Nicholas Cory R, Haston Kelly M, Pera Renee A Reijo
Institute for Stem Cell Biology and Regenerative Medicine, Department of Obstetrics and Gynecology, Stanford University, Palo Alto, CA, USA.
BMC Dev Biol. 2010 Jan 8;10:2. doi: 10.1186/1471-213X-10-2.
Female reproductive potential, or the ability to propagate life, is limited in mammals with the majority of oocytes lost before birth. In mice, surviving perinatal oocytes are enclosed in ovarian follicles for subsequent oocyte development and function in the adult. Before birth, fetal germ cells of both sexes develop in clusters, or germline cysts, in the undifferentiated gonad. Upon sex determination of the fetal gonad, germ cell cysts become organized into testicular or ovarian cord-like structures and begin to interact with gonadal somatic cells. Although germline cysts and testicular cords are required for spermatogenesis, the role of cyst and ovarian cord formation in mammalian oocyte development and female fertility has not been determined.
Here, we examine whether intact fetal ovarian germ and somatic cell cord structures are required for oocyte development using mouse gonad re-aggregation and transplantation to disrupt gonadal organization. We observed that germ cells from disrupted female gonad prior to embryonic day e13.5 completed prophase I of meiosis but did not survive following transplantation.
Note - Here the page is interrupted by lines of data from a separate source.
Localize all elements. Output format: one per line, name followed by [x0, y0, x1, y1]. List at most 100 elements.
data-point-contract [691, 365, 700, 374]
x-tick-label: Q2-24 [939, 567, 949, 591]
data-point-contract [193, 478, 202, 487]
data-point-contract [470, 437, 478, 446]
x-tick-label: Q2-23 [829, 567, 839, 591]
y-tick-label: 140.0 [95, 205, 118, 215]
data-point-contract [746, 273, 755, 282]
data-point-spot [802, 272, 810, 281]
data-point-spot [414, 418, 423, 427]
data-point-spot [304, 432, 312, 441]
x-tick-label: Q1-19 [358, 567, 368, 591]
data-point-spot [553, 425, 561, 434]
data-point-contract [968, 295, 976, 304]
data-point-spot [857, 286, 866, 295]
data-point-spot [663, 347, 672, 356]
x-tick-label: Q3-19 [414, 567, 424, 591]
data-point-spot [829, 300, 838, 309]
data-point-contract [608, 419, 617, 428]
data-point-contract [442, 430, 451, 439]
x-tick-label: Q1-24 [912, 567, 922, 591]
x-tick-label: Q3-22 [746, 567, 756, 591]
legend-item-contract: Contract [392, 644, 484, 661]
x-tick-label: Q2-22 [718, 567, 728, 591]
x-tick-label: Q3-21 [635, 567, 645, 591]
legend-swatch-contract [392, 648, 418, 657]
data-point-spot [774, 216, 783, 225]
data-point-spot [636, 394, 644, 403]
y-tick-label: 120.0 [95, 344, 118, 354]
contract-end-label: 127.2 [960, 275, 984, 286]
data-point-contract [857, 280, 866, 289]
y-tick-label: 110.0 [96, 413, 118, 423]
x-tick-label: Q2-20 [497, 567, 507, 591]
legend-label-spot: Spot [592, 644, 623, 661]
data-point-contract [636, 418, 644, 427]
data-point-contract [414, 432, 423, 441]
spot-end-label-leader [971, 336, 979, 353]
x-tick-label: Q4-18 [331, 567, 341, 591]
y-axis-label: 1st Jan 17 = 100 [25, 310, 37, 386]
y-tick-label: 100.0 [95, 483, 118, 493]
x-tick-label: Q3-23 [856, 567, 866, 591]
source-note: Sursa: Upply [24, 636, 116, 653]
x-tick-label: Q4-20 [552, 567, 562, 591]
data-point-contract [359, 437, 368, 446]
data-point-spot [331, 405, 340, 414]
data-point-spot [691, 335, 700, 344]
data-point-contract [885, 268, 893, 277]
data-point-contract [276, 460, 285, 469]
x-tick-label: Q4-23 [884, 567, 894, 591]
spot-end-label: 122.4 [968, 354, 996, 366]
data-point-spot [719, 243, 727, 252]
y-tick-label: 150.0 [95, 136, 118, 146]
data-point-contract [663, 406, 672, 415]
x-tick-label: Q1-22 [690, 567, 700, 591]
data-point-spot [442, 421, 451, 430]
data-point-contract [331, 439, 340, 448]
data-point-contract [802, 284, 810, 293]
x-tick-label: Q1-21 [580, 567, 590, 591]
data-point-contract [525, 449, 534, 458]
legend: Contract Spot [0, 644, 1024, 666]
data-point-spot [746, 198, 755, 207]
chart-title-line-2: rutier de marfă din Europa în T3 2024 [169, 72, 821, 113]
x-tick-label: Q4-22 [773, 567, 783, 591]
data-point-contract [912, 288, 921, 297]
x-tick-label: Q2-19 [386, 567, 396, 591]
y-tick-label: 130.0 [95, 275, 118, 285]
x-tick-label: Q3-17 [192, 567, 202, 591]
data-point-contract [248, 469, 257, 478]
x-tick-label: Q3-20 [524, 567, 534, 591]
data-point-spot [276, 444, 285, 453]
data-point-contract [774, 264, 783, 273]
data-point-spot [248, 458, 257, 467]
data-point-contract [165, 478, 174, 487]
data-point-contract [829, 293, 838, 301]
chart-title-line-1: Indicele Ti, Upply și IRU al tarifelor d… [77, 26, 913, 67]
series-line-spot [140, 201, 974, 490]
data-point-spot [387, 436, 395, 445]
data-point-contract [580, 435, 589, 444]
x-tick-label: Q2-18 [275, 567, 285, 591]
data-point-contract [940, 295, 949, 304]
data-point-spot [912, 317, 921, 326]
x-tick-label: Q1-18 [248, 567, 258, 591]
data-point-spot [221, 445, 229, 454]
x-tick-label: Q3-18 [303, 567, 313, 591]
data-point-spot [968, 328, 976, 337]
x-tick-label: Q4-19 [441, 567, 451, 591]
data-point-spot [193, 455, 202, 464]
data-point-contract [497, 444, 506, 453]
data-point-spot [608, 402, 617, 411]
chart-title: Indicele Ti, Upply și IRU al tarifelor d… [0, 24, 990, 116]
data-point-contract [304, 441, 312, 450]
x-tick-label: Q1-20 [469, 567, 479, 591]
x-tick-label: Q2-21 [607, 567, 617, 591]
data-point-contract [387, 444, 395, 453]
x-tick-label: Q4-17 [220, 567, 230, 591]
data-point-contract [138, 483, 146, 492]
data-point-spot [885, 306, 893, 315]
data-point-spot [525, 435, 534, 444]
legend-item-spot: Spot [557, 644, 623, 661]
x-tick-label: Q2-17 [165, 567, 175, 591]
Furthermore, re-aggregated ovaries from e13.5 to e15.5 developed with a reduced number of oocytes. Oocyte loss occurred before follicle formation and was associated with an absence of ovarian cord structure and ovary disorganization. However, disrupted ovaries from e16.5 or later were resistant to the re-aggregation impairment and supported robust oocyte survival and development in follicles.
Thus, we demonstrate a critical window of oocyte development from e13.5 to e16.5 in the intact fetal mouse ovary, corresponding to the establishment of ovarian cord structure, which promotes oocyte interaction with neighboring ovarian somatic granulosa cells before birth and imparts oocytes with competence to survive and develop in follicles. Because germline cyst and ovarian cord structures are conserved in the human fetal ovary, the identification of genetic components and molecular mechanisms of pre-follicle stage germ and somatic cell structures may be important for understanding human female infertility. In addition, this work provides a foundation for development of a robust fetal ovarian niche and transplantation based system to direct stem cell-derived oocyte differentiation as a potential therapeutic strategy for the treatment of infertility.
雌性生殖潜能,即繁衍生命的能力,在哺乳动物中是有限的,大多数卵母细胞在出生前就已丢失。在小鼠中,围产期存活的卵母细胞被包裹在卵巢卵泡中,以供成年后卵母细胞的后续发育和发挥功能。出生前,两性的胎儿生殖细胞在未分化的性腺中以细胞团或种系囊肿的形式发育。在胎儿性腺性别确定后,生殖细胞囊肿会组织成睾丸或卵巢索状结构,并开始与性腺体细胞相互作用。虽然种系囊肿和睾丸索对于精子发生是必需的,但囊肿和卵巢索形成在哺乳动物卵母细胞发育和雌性生育能力中的作用尚未确定。
在此,我们利用小鼠性腺重新聚集和移植来破坏性腺组织,研究完整的胎儿卵巢生殖细胞和体细胞索状结构对于卵母细胞发育是否必要。我们观察到,在胚胎第13.5天(e13.5)之前破坏的雌性性腺中的生殖细胞完成了减数分裂前期I,但移植后未能存活。此外,从e13.5到e15.5重新聚集的卵巢发育出的卵母细胞数量减少。卵母细胞丢失发生在卵泡形成之前,并且与卵巢索结构缺失和卵巢组织紊乱有关。然而,来自e16.5或更晚时期的破坏卵巢对重新聚集损伤具有抗性,并支持卵泡中卵母细胞的强劲存活和发育。
因此,我们证明了在完整的胎儿小鼠卵巢中,从e13.5到e16.5是卵母细胞发育的关键时期,这与卵巢索结构的建立相对应,卵巢索结构在出生前促进卵母细胞与相邻的卵巢颗粒体细胞相互作用,并赋予卵母细胞在卵泡中存活和发育的能力。由于人类胎儿卵巢中种系囊肿和卵巢索结构是保守的,鉴定卵泡前阶段生殖细胞和体细胞结构的遗传成分和分子机制可能对理解人类女性不孕症很重要。此外,这项工作为开发强大的胎儿卵巢微环境和基于移植的系统奠定了基础,以指导干细胞衍生的卵母细胞分化,作为治疗不孕症的潜在治疗策略。